Next week I’m heading out for Esther Dyson’s legendary PC Forum conference (March 21-23), to hear people like Google’s Eric Schmidt, Neal Stephenson, AOL’s Jonathan Miller, Steven Johnson and many more.
I interviewed Dyson back in 1997, on the threshold of Internet-investment mania. A lot of people were saying a lot of silly things in those days; a surprisingly high percentage of Dyson’s observations remain not only unembarrassing but actually relevant:
The point I’m trying to make is not that intellectual property is valueless, but that the price of copies is going down dramatically, so you need to think of other ways to exploit the content. And a creator is now in a much better position than a publisher. |
At that moment, Napster had yet to begin haunting music execs’ dreams, Salon’s first story on the MP3 revolution was still three months in the future, and blogs were a concept waiting for software to make real.

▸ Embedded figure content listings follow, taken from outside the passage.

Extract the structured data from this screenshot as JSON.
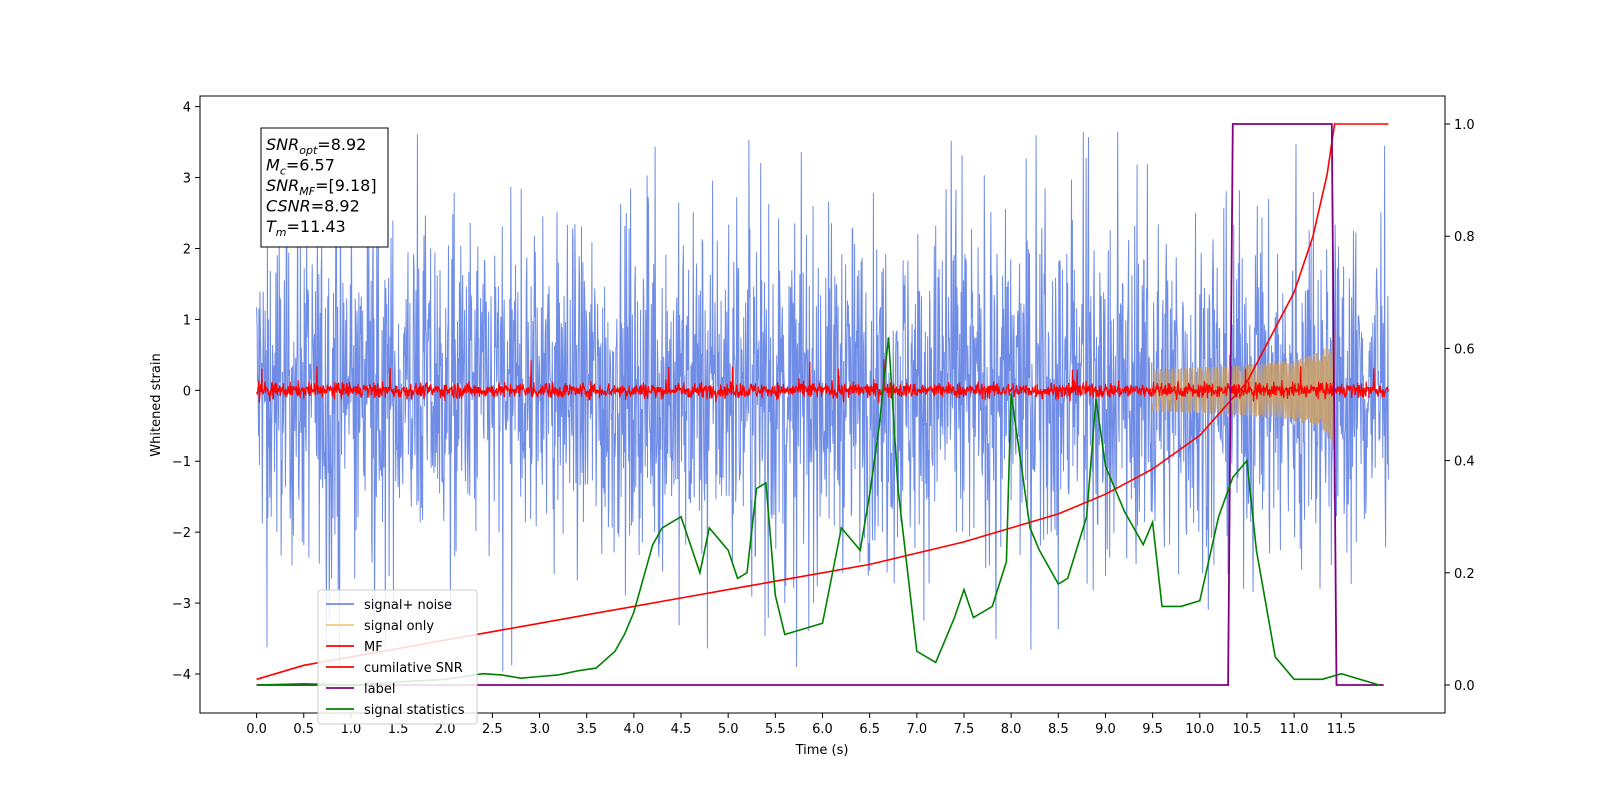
{
  "chart_data": {
    "type": "line",
    "xlabel": "Time (s)",
    "ylabel": "Whitened strain",
    "xlim": [
      -0.6,
      12.6
    ],
    "ylim": [
      -4.55,
      4.15
    ],
    "y2lim": [
      -0.05,
      1.05
    ],
    "xticks": [
      "0.0",
      "0.5",
      "1.0",
      "1.5",
      "2.0",
      "2.5",
      "3.0",
      "3.5",
      "4.0",
      "4.5",
      "5.0",
      "5.5",
      "6.0",
      "6.5",
      "7.0",
      "7.5",
      "8.0",
      "8.5",
      "9.0",
      "9.5",
      "10.0",
      "10.5",
      "11.0",
      "11.5"
    ],
    "yticks": [
      "−4",
      "−3",
      "−2",
      "−1",
      "0",
      "1",
      "2",
      "3",
      "4"
    ],
    "y2ticks": [
      "0.0",
      "0.2",
      "0.4",
      "0.6",
      "0.8",
      "1.0"
    ],
    "annotation": {
      "lines": [
        {
          "sym": "SNR",
          "sub": "opt",
          "val": "=8.92"
        },
        {
          "sym": "M",
          "sub": "c",
          "val": "=6.57"
        },
        {
          "sym": "SNR",
          "sub": "MF",
          "val": "=[9.18]"
        },
        {
          "sym": "CSNR",
          "sub": "",
          "val": "=8.92"
        },
        {
          "sym": "T",
          "sub": "m",
          "val": "=11.43"
        }
      ]
    },
    "legend": {
      "position": "lower-left",
      "entries": [
        "signal+ noise",
        "signal only",
        "MF",
        "cumilative SNR",
        "label",
        "signal statistics"
      ]
    },
    "series": [
      {
        "name": "signal+ noise",
        "axis": "left",
        "color": "#6f8ce6",
        "kind": "noise",
        "x_range": [
          0,
          12
        ],
        "band": [
          -2.1,
          2.1
        ],
        "peak_max": 3.7,
        "peak_min": -4.1
      },
      {
        "name": "signal only",
        "axis": "left",
        "color": "#f3c97a",
        "kind": "chirp",
        "x_range": [
          9.5,
          11.43
        ],
        "amplitude_end": 0.95
      },
      {
        "name": "MF",
        "axis": "left",
        "color": "#ff0000",
        "kind": "noise",
        "x_range": [
          0,
          12
        ],
        "band": [
          -0.1,
          0.1
        ],
        "peak_max": 0.45,
        "peak_min": -0.2
      },
      {
        "name": "cumilative SNR",
        "axis": "right",
        "x": [
          0.0,
          0.5,
          1.0,
          1.5,
          2.0,
          2.5,
          3.0,
          3.5,
          4.0,
          4.5,
          5.0,
          5.5,
          6.0,
          6.5,
          7.0,
          7.5,
          8.0,
          8.5,
          9.0,
          9.5,
          10.0,
          10.5,
          11.0,
          11.2,
          11.35,
          11.43,
          12.0
        ],
        "y": [
          0.01,
          0.035,
          0.05,
          0.065,
          0.08,
          0.095,
          0.11,
          0.125,
          0.14,
          0.155,
          0.17,
          0.185,
          0.2,
          0.215,
          0.235,
          0.255,
          0.28,
          0.305,
          0.34,
          0.385,
          0.445,
          0.54,
          0.7,
          0.8,
          0.91,
          1.0,
          1.0
        ],
        "color": "#ff0000"
      },
      {
        "name": "label",
        "axis": "right",
        "x": [
          0.0,
          10.3,
          10.35,
          11.4,
          11.45,
          11.95
        ],
        "y": [
          0.0,
          0.0,
          1.0,
          1.0,
          0.0,
          0.0
        ],
        "color": "#800080"
      },
      {
        "name": "signal statistics",
        "axis": "right",
        "x": [
          0.0,
          0.5,
          1.0,
          1.5,
          2.0,
          2.2,
          2.4,
          2.6,
          2.8,
          3.0,
          3.2,
          3.4,
          3.6,
          3.8,
          3.9,
          4.0,
          4.2,
          4.3,
          4.5,
          4.7,
          4.8,
          5.0,
          5.1,
          5.2,
          5.3,
          5.4,
          5.5,
          5.6,
          5.8,
          6.0,
          6.2,
          6.4,
          6.5,
          6.6,
          6.7,
          6.8,
          7.0,
          7.2,
          7.4,
          7.5,
          7.6,
          7.8,
          7.95,
          8.0,
          8.1,
          8.2,
          8.3,
          8.5,
          8.6,
          8.8,
          8.9,
          9.0,
          9.2,
          9.4,
          9.5,
          9.6,
          9.8,
          10.0,
          10.2,
          10.35,
          10.5,
          10.6,
          10.8,
          11.0,
          11.3,
          11.5,
          11.9
        ],
        "y": [
          0.0,
          0.002,
          0.0,
          0.005,
          0.01,
          0.015,
          0.02,
          0.018,
          0.012,
          0.015,
          0.018,
          0.025,
          0.03,
          0.06,
          0.09,
          0.13,
          0.25,
          0.28,
          0.3,
          0.2,
          0.28,
          0.24,
          0.19,
          0.2,
          0.35,
          0.36,
          0.16,
          0.09,
          0.1,
          0.11,
          0.28,
          0.24,
          0.34,
          0.46,
          0.62,
          0.35,
          0.06,
          0.04,
          0.12,
          0.17,
          0.12,
          0.14,
          0.22,
          0.52,
          0.4,
          0.28,
          0.24,
          0.18,
          0.19,
          0.3,
          0.51,
          0.39,
          0.31,
          0.25,
          0.29,
          0.14,
          0.14,
          0.15,
          0.3,
          0.37,
          0.4,
          0.24,
          0.05,
          0.01,
          0.01,
          0.02,
          0.0
        ],
        "color": "#008000"
      }
    ]
  }
}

So I talked to Dyson again yesterday to preview this year’s conference. I’d just read the 70-page “documentation” — a special edition of Dyson’s “Release 1.0” newsletter in which Dyson personally interviews each of the speakers at her conference. You don’t often find that level of focus and attention at tech conferences, where routine pitches and boilerplate Powerpoint presentations are the norm.
I asked Dyson how the ebb and flow of the tech industry’s fortunes over the last half-decade have made themselves felt at PC Forums past: “There were a few years when it was all business models and eyeballs.” Then the wheel of the tech-industry cycle turned downward. “Last year, it was, ‘you gotta have faith and it’s coming back.’ This year, people are ready to get excited again.”
Does she see any signs of boom-era insanity creeping back into the conversation? Not yet, for the most part. “I think people are getting a little overexcited about Google — which is certainly deserving of love, but it’s human, too. I want people to get excited without losing their heads — rational exuberance.”